I have a fair understanding of how DC current works,being familiar with voltage,wattage,amperage,polarity,etc,but that's just about it.I've spent most of my working years installing equipment on trucks and cars and have learned what I know getting my hands dirty.I have no engineer degree of any kind.

I've successfully installed a few Tsunami decoders and have learned a lot (still short of a lot though) about programming them but I'm stuck on something that,being honest,I don't understand.Soundtraxx calls this "Advanced Motor Control Features" (CVs 209 through 214).They use technical terms I don't have a clue what they are and,worse,explain them with terms only a tech guy understands.Here goes...
CV209 Kp coefficient,CV210 Ki coefficient,CV212 Motor Control Intensity,CV213 Motor Control Sample Period,CV214 Motor Control Sample Aperture Time....what these terms mean in a language most can understand?And what each does to a motor?Pros and cons?

In their explanation of what these are,Soundtraxx use terms like gain factor,PID,motor control equation,control loop,etc.

All terms I could use if I wanted to impress a gal at a bar,but are useless to me (and many others I guess).I've never messed with these CVs yet,and luckily my loco run fairly well with the default settings,but I'm aware I may be able to improve them if I only knew what can be done.

Any body knows of a book,website or else that explain this in a language a non-engineer can understand?Thanks.


----------



## golfermd (Apr 19, 2013)

If we did that then all of us engineers wouldn't be able to keep out jobs.


----------



## dannyrandomstate (Jan 1, 2012)

You lost me at CV.

Maybe a call into their tech line?


----------



## ggnlars (Aug 6, 2013)

What they are really talking about are damping factors on a vibratory system. The decoder pulses the motor very rapidly. It does this to get and give info about the motor speed, etc. This creates a classic vibratory system. 
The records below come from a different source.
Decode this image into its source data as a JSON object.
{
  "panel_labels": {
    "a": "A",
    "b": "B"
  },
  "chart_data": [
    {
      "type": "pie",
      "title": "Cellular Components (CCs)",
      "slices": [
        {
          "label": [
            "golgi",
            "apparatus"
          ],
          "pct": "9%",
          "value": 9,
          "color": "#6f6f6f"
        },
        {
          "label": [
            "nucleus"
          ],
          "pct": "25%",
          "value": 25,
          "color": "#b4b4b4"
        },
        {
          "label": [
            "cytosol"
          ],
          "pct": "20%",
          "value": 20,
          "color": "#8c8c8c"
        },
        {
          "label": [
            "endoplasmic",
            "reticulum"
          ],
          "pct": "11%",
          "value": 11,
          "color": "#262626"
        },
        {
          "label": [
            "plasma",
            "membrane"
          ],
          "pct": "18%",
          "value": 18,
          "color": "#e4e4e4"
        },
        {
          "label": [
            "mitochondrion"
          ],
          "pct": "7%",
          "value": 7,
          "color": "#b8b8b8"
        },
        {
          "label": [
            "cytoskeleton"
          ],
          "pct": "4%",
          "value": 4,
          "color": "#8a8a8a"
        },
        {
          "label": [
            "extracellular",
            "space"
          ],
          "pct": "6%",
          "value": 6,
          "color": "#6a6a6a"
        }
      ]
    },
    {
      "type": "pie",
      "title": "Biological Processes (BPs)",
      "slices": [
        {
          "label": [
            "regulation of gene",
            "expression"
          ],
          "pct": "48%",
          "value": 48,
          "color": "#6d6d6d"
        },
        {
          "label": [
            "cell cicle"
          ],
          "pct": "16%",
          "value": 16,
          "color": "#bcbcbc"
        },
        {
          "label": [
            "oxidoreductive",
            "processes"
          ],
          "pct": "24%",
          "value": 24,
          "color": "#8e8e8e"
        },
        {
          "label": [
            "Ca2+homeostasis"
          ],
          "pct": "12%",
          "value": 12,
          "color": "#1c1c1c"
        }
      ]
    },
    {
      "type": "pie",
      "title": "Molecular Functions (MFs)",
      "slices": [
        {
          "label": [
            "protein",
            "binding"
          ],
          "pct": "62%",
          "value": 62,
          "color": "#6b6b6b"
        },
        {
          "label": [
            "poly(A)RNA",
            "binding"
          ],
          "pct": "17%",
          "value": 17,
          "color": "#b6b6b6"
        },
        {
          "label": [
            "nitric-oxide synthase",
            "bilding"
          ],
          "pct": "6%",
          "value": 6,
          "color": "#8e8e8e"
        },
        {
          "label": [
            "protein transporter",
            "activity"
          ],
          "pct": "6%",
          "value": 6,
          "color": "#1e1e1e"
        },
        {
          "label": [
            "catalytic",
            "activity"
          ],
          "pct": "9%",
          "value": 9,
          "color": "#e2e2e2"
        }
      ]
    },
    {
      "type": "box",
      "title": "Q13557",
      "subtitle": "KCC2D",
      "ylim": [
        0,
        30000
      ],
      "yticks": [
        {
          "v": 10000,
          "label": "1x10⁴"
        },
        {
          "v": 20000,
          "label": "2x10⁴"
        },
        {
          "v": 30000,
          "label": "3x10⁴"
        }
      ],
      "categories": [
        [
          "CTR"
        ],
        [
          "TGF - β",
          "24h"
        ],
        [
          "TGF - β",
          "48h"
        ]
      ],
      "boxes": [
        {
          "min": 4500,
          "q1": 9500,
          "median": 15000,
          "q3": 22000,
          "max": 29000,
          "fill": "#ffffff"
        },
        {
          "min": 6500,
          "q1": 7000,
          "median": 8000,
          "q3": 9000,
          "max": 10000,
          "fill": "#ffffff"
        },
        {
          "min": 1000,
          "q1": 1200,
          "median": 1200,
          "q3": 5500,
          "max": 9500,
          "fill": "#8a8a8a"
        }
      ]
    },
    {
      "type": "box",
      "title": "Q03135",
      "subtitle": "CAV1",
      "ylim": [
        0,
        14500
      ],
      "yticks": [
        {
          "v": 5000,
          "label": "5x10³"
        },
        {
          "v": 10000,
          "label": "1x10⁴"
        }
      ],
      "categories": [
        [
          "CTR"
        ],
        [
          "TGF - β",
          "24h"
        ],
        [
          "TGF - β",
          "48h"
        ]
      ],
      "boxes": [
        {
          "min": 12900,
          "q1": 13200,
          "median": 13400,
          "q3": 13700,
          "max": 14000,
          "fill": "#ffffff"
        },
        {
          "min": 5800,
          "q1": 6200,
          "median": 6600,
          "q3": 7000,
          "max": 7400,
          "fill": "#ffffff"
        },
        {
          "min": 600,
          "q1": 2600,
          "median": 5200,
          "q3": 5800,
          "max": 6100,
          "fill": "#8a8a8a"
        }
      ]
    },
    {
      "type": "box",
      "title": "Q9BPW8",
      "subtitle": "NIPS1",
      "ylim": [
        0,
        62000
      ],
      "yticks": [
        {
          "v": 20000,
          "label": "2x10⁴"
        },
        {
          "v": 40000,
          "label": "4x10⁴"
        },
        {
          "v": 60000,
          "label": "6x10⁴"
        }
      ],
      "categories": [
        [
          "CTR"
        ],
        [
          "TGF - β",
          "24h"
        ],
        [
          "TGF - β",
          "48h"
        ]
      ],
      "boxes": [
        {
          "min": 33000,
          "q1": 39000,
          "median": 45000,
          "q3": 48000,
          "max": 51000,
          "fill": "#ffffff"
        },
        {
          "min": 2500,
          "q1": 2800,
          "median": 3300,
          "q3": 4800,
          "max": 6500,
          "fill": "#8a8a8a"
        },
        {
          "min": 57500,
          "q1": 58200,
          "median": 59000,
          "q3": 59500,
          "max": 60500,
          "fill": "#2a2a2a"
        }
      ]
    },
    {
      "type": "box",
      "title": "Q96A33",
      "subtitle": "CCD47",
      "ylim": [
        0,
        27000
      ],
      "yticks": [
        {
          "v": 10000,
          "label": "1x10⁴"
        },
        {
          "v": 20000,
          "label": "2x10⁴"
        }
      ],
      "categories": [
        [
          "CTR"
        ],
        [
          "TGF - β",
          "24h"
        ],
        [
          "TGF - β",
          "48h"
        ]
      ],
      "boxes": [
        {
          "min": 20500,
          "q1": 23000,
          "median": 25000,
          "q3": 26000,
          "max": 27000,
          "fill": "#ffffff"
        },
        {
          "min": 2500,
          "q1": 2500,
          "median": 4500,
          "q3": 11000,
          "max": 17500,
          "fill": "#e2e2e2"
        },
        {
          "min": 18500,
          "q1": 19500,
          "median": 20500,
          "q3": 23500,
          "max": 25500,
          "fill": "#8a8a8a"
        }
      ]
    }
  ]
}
In order to keep it stable and to achieve the control that is desired, there is a damping strategy. This involves several aspects of the problem. While the decoder manufacturers put different emphasis on these factors. They are attempting to do the same thing, provide stable motor control. 

Because each modeler wants his loco's to run differently over speed range, the decoder manufactures give you some variability in these coefficients and factors. While it is in fact fairly complex, think of it as being able to change the size and strength of the springs on you car. A decoder is a very smart device and it will do everything it can to keep the motor running. 

The CV inputs give you some control on how it does this. That is particularly important when your trying to run loco's together. No two motors will run the same and these inputs allow you to taylor how they will run to have a better match. 

I hope this helps,

Larry


----------